Bone graft: Iliac crest autograft would be regarded as the gold standard source of bone for ACDF. However, donor site complications (due to harvesting autograft) are not insignificant and range from 1% to a sizeable 29%. These complications include iliac crest fracture, infection, persisting pain, neural injury, bowel injury, etc. With the advent of bone banks, allograft has become available and eliminates the problem of graft-harvest related complications. There is a theoretical risk of disease transmission and a corresponding difficulty with patients accepting donated tissue. To date, no HIV cases transmission has occurred from ACDF allograft. There are several studies that demonstrate a significant difference in fusion rates when comparing allograft and autograft. The preponderance of data from the literature supports the conclusion that the use of allograft in ACDF can lead to a higher incidence of graft collapse, pseudarthrosis, and possible subsequent revision surgery. Bishop et al., (Spine 1991 16:726–9): have documented a higher increase in pseudarthrosis rate, graft collapse, and interspace angulation in the allograft group compared to the autograft group. Therefore, the dilemma of allograft being preferred as a basis of eliminating graft harvesting complications, while at the same time being associated with a higher incidence of fusion failure and deformity, have led some surgeons to trial the combination of allograft with anterior plate fixation.

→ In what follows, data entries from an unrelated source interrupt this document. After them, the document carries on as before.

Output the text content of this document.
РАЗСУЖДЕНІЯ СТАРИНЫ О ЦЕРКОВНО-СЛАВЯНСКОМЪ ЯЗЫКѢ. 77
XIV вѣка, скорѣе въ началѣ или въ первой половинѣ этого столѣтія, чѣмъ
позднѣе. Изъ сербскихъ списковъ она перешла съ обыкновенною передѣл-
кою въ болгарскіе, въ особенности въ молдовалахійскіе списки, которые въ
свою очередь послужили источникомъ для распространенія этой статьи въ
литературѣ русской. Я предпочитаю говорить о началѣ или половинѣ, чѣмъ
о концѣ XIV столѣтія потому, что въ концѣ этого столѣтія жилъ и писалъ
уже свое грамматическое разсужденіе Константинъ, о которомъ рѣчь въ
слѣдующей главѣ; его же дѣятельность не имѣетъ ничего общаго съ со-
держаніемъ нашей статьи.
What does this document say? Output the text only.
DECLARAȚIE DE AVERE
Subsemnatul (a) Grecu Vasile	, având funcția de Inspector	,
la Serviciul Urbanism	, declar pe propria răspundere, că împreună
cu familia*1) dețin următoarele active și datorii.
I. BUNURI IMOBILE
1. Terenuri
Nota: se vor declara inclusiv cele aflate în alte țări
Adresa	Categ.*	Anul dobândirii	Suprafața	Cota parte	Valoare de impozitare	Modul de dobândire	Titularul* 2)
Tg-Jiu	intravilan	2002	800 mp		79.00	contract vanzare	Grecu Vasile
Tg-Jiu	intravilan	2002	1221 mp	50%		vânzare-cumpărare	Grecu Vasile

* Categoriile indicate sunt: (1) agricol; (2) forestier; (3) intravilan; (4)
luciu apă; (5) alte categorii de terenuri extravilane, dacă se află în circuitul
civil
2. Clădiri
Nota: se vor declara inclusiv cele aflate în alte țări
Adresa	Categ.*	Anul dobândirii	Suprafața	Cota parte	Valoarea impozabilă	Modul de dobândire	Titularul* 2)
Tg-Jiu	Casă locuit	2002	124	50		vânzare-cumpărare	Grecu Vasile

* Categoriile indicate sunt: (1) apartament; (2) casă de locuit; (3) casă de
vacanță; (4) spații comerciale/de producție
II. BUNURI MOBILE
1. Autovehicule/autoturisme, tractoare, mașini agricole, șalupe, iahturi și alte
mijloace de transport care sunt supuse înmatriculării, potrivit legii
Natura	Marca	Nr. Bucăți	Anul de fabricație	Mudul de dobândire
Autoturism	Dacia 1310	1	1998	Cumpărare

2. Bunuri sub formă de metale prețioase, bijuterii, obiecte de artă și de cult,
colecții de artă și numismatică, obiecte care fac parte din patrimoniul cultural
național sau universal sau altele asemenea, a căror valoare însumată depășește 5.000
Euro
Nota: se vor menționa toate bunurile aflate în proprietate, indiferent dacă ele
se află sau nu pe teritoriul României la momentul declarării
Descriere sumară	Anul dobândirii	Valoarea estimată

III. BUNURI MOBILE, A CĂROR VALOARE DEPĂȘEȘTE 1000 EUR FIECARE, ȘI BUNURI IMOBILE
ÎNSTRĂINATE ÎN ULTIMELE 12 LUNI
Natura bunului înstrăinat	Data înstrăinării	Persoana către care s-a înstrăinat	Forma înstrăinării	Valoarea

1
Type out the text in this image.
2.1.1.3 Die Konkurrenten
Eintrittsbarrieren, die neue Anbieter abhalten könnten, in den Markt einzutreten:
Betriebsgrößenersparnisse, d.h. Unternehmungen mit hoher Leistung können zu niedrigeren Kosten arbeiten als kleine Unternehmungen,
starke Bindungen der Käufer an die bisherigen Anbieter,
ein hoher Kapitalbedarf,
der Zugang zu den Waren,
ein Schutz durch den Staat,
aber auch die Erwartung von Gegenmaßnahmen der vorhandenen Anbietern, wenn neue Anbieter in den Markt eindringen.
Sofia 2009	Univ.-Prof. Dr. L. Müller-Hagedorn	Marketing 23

Shapiro (J Neurosurg 1966 84:161–5) has reported no incidences of fusion failure, graft collapse, progressive kyphosis, or plate-related complications in 82 consecutive single and multiple level ACDF’s using allograft and anterior plating.

Treatment failure: The incidence of the following complications have been reported in the literature. (Graham JJ. Spine 1989 14:1046–50).

Pseudarthrosis – 3%–36%

Graft collapse – 3%–14%

Graft extrusion – 0.5%–4%

These figures are regardless of the graft source and are significant. Recent studies show that the combination of graft and anterior plate fixation virtually eliminates the complication of graft extrusion, and also decreases the risk of graft collapse and development of pseudarthrosis. There are also studies that contend that plate fixation can maintain proper lordotic alignment of the spine more effectively than can ACDF without plating. I contend that the use of contemporary cervical plates significantly decreases the rate of fusion failure and graft-related complications without imparting significant implant-related complications.

As a result, there is decreased overall risk to the patient.

The current type of plates which are available are unicortical with locking systems that substantially decrease the risk of screw loosening or hardware migration.